ANALYSE : Que pensent les Autrichiens de l’aggravation de la crise des réfugiés ?

Des gens assistent à une manifestation contre l'invasion russe de l'Ukraine à Vienne le 5 mars 2022. (Photo par ALEX HALADA / AFP)

Des gens assistent à une manifestation contre l’invasion russe de l’Ukraine à Vienne le 5 mars 2022. (Photo par ALEX HALADA / AFP)

La guerre en Ukraine, qui a commencé il y a moins d’un mois, pourrait se poursuivre encore plusieurs mois, voire des années.

L’Europe a jusqu’ici fait preuve d’une grande solidarité avec le peuple ukrainien.

Le HCR estime que plus de quatre millions de réfugiés pourraient quitter leur pays déchiré par la guerre et demander l’asile.

Alors qu’une majorité d’entre eux se dirigent vers la Pologne, la Slovaquie, la République tchèque et la Hongrie, les pays d’Europe occidentale et centrale se préparent également à de nouvelles vagues de migration.

Environ 200 000 réfugiés devraient rester en Autriche.

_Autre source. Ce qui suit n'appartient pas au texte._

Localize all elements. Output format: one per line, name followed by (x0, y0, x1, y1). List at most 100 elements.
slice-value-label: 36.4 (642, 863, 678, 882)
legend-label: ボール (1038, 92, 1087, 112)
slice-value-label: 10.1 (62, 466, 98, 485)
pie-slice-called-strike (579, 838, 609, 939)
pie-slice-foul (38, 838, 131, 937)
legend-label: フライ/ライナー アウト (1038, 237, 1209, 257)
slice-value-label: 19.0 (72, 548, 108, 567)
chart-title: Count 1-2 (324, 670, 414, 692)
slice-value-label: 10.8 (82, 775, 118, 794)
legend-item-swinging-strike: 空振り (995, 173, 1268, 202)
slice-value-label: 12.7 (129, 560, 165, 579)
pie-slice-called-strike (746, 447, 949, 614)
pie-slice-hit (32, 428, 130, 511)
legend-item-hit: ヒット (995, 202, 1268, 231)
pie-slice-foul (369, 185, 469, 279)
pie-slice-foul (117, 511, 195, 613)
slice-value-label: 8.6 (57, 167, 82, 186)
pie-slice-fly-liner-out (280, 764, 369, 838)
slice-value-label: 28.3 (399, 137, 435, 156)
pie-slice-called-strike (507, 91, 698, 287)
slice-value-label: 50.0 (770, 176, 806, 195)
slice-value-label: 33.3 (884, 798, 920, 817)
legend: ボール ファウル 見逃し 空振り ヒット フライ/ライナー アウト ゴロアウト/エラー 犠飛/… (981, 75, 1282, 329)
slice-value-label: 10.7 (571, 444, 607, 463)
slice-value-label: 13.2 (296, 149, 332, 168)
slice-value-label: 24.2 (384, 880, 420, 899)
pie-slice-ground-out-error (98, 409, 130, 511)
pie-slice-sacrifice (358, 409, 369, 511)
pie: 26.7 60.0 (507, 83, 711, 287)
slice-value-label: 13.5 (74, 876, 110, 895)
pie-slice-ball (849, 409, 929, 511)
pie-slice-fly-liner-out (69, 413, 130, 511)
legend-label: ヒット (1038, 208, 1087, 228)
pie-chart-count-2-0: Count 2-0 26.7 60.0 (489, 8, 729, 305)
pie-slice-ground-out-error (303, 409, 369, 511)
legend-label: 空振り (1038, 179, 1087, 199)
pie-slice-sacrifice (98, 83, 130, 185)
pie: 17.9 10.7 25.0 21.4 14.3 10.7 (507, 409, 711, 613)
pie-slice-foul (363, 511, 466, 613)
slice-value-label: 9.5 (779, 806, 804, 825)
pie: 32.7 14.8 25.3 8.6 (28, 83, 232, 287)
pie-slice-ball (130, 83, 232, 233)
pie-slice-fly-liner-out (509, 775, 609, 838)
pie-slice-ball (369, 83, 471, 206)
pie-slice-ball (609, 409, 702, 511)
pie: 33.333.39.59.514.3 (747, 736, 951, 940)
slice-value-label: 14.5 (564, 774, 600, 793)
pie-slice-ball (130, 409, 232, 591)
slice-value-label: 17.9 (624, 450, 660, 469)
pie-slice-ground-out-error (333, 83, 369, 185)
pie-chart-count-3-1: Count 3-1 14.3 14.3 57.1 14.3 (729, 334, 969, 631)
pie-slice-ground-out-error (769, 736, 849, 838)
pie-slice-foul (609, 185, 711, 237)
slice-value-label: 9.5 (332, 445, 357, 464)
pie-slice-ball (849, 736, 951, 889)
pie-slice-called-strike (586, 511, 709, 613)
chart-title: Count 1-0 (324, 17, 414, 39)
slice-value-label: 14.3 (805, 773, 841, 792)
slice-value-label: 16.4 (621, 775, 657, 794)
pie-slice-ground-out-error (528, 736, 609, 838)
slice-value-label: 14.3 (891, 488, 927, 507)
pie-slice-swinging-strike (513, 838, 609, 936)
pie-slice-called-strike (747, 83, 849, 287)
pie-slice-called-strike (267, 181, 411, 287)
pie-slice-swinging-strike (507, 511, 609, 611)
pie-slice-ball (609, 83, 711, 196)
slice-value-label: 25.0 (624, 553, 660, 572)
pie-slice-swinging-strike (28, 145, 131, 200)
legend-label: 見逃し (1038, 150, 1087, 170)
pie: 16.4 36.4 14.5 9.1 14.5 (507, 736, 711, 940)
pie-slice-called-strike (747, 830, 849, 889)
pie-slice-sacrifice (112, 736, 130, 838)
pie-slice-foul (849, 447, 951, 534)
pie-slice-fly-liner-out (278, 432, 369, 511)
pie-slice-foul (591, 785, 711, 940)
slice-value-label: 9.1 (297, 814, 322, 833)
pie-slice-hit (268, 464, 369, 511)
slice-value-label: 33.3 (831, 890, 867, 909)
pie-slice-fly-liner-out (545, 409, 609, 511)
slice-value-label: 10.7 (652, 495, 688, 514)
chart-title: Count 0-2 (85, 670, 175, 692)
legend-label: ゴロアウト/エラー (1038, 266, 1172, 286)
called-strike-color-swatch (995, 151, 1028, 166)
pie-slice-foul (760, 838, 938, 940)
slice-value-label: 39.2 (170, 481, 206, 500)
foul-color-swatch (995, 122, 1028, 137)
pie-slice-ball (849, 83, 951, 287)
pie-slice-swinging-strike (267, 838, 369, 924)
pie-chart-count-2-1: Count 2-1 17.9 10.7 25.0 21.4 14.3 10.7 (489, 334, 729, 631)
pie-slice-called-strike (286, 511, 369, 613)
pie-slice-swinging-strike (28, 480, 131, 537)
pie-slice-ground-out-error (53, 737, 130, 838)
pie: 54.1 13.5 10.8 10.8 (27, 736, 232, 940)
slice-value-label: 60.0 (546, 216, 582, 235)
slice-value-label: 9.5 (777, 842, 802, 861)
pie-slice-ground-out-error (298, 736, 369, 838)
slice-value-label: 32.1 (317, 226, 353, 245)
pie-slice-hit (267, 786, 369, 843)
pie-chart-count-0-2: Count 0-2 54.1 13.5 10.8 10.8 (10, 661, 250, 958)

L’expert en migration Gerald Knaus pense que beaucoup plus de personnes viendront qu’en 2015, le pic de la crise migratoire européenne.

Comment la population autrichienne réagit-elle à cette nouvelle vague de réfugiés et de demandeurs d’asile ? Et l’opinion publique oscille-t-elle, comme en 2015, entre « culture d’accueil » et ressentiment grandissant ?

Un nouveau discours politique

Revenons à l’été 2015 : la guerre en Syrie a provoqué une vague massive de migrations qui a abouti à ce que l’on a appelé la « crise migratoire européenne ».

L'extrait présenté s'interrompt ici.